The bill, spearheaded by Rep. Maria Salazar, R-Fla., was reintroduced last summer after Congress allocated $150 billion to secure the Southern border and bolster immigration enforcement as part of the One Big Beautiful Bill Act.

The spending package included an unprecedented $75 billion in additional funding to the U.S. Immigration and Customs Enforcement, known as ICE. That is significantly more compared to the agency’s annual budgets of $10 billion or less in previous years. Meanwhile, industry groups have praised the mega-bill for its tax cuts and incentives.

ICE has since faced widespread criticism over its nationwide raids in recent months, perhaps most notably in Minnesota, where federal agents shot and killed at least two U.S. citizens.

As heightened ICE activity continues, Salazar’s bill is also gaining momentum. Co-sponsors Rep. Nick LaLota, R-N.Y., Rep. Henry Cuellar, D-Tex., Rep. Neal Dunn, R-Fla., and Rep. Chrissy Houlahan, D-Penn., joined the Dignity Act as co-sponsors in late January. Today, the bill has support from more than 35 members of Congress and dozens of national organizations, including NAM.

“Manufacturers take great pride in training and developing our U.S. workforce.

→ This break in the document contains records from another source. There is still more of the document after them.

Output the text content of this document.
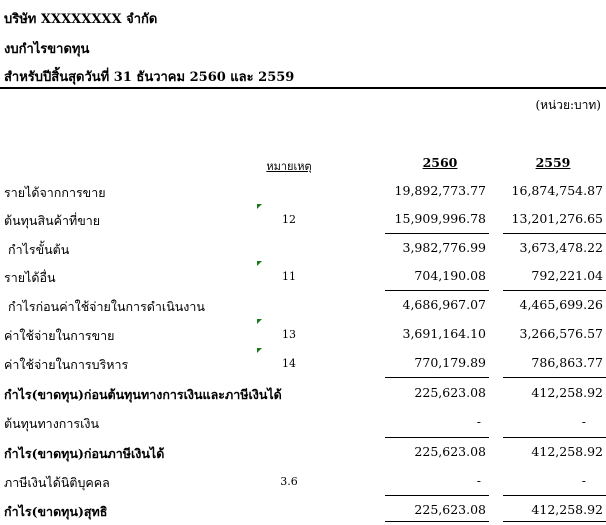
บริษัท XXXXXXXX จำกัด
งบกำไรขาดทุน
สำหรับปีสิ้นสุดวันที่ 31 ธันวาคม 2560 และ 2559
(หน่วย:บาท)
หมายเหตุ	2560	2559
รายได้จากการขาย	19,892,773.77 16,874,754.87
ต้นทุนสินค้าที่ขาย	12	15,909,996.78 13,201,276.65
กำไรขั้นต้น	3,982,776.99	3,673,478.22
รายได้อื่น	11	704,190.08	792,221.04
กำไรก่อนค่าใช้จ่ายในการดำเนินงาน	4,686,967.07	4,465,699.26
ค่าใช้จ่ายในการขาย	13	3,691,164.10	3,266,576.57
ค่าใช้จ่ายในการบริหาร	14	770,179.89	786,863.77
กำไร(ขาดทุน)ก่อนต้นทุนทางการเงินและภาษีเงินได้	225,623.08	412,258.92
ต้นทุนทางการเงิน	-	-
กำไร(ขาดทุน)ก่อนภาษีเงินได้	225,623.08	412,258.92
ภาษีเงินได้นิติบุคคล	3.6	-	-
กำไร(ขาดทุน)สุทธิ	225,623.08	412,258.92
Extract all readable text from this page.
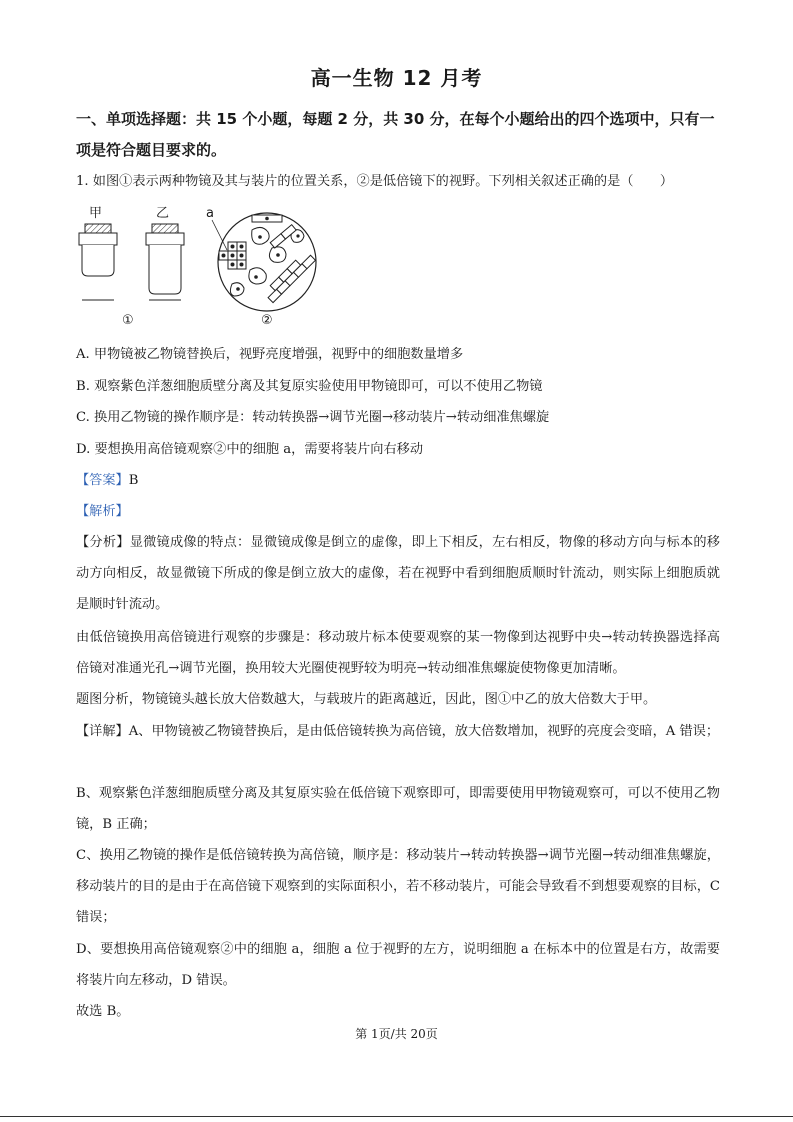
高一生物 12 月考
一、单项选择题：共 15 个小题，每题 2 分，共 30 分，在每个小题给出的四个选项中，只有一项是符合题目要求的。
1. 如图①表示两种物镜及其与装片的位置关系，②是低倍镜下的视野。下列相关叙述正确的是（　　）
甲	乙	a
①	②
A. 甲物镜被乙物镜替换后，视野亮度增强，视野中的细胞数量增多
B. 观察紫色洋葱细胞质壁分离及其复原实验使用甲物镜即可，可以不使用乙物镜
C. 换用乙物镜的操作顺序是：转动转换器→调节光圈→移动装片→转动细准焦螺旋
D. 要想换用高倍镜观察②中的细胞 a，需要将装片向右移动
【答案】B
【解析】
【分析】显微镜成像的特点：显微镜成像是倒立的虚像，即上下相反，左右相反，物像的移动方向与标本的移动方向相反，故显微镜下所成的像是倒立放大的虚像，若在视野中看到细胞质顺时针流动，则实际上细胞质就是顺时针流动。
由低倍镜换用高倍镜进行观察的步骤是：移动玻片标本使要观察的某一物像到达视野中央→转动转换器选择高倍镜对准通光孔→调节光圈，换用较大光圈使视野较为明亮→转动细准焦螺旋使物像更加清晰。
题图分析，物镜镜头越长放大倍数越大，与载玻片的距离越近，因此，图①中乙的放大倍数大于甲。
【详解】A、甲物镜被乙物镜替换后，是由低倍镜转换为高倍镜，放大倍数增加，视野的亮度会变暗，A 错误；
B、观察紫色洋葱细胞质壁分离及其复原实验在低倍镜下观察即可，即需要使用甲物镜观察可，可以不使用乙物镜，B 正确；
C、换用乙物镜的操作是低倍镜转换为高倍镜，顺序是：移动装片→转动转换器→调节光圈→转动细准焦螺旋，移动装片的目的是由于在高倍镜下观察到的实际面积小，若不移动装片，可能会导致看不到想要观察的目标，C 错误；
D、要想换用高倍镜观察②中的细胞 a，细胞 a 位于视野的左方，说明细胞 a 在标本中的位置是右方，故需要将装片向左移动，D 错误。
故选 B。
第 1页/共 20页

But the reality is that we have over 400,000 jobs open at any given time, and to help our industry invest and expand our footprint here at home, we need more workers,” Jay Timmons, NAM’s president and CEO, said in a statement.

The U.S. economy has shed 63,000 manufacturing jobs in the past year alone, according to Bureau of Labor Statistics data. Companies have turned to automation and artificial intelligence to address the ongoing shortage, pouring billions of dollars into high-tech facilities. However, as the Trump administration looks to expand U.S. industry amid tariffs and rising costs, emerging technologies can only do so much, experts said.

NAM estimated 3.8 million manufacturing jobs will be needed over the next decade. Roughly half of that total is projected to go unfilled.

“Yes, they broke the law,” Salazar said about undocumented immigrants at a press conference reintroducing the Dignity Act on July 15, 2025. “But someone gave them a job because they needed those workers. Workers who are still needed today.”

In addition to Dignity’s temporary legal status program, the bill provides immigrants who were brought to the states as children with a 10-year temporary legal status and pathway to become a green-card holder. It also supports enhanced security and enforcement at the Southern border and asylum reform that expedites processing and ends catch-and-release policy.

“Our broken immigration system has lost credibility in the eyes of American citizens,” Timmons said. “President Trump has secured the border, but more work needs to be done to restore confidence.”

The U.S. Chamber of Commerce, the National Retail Federation and other industry groups that represent cleaners, home builders, electrical engineers and other professions, have also endorsed the Dignity Act.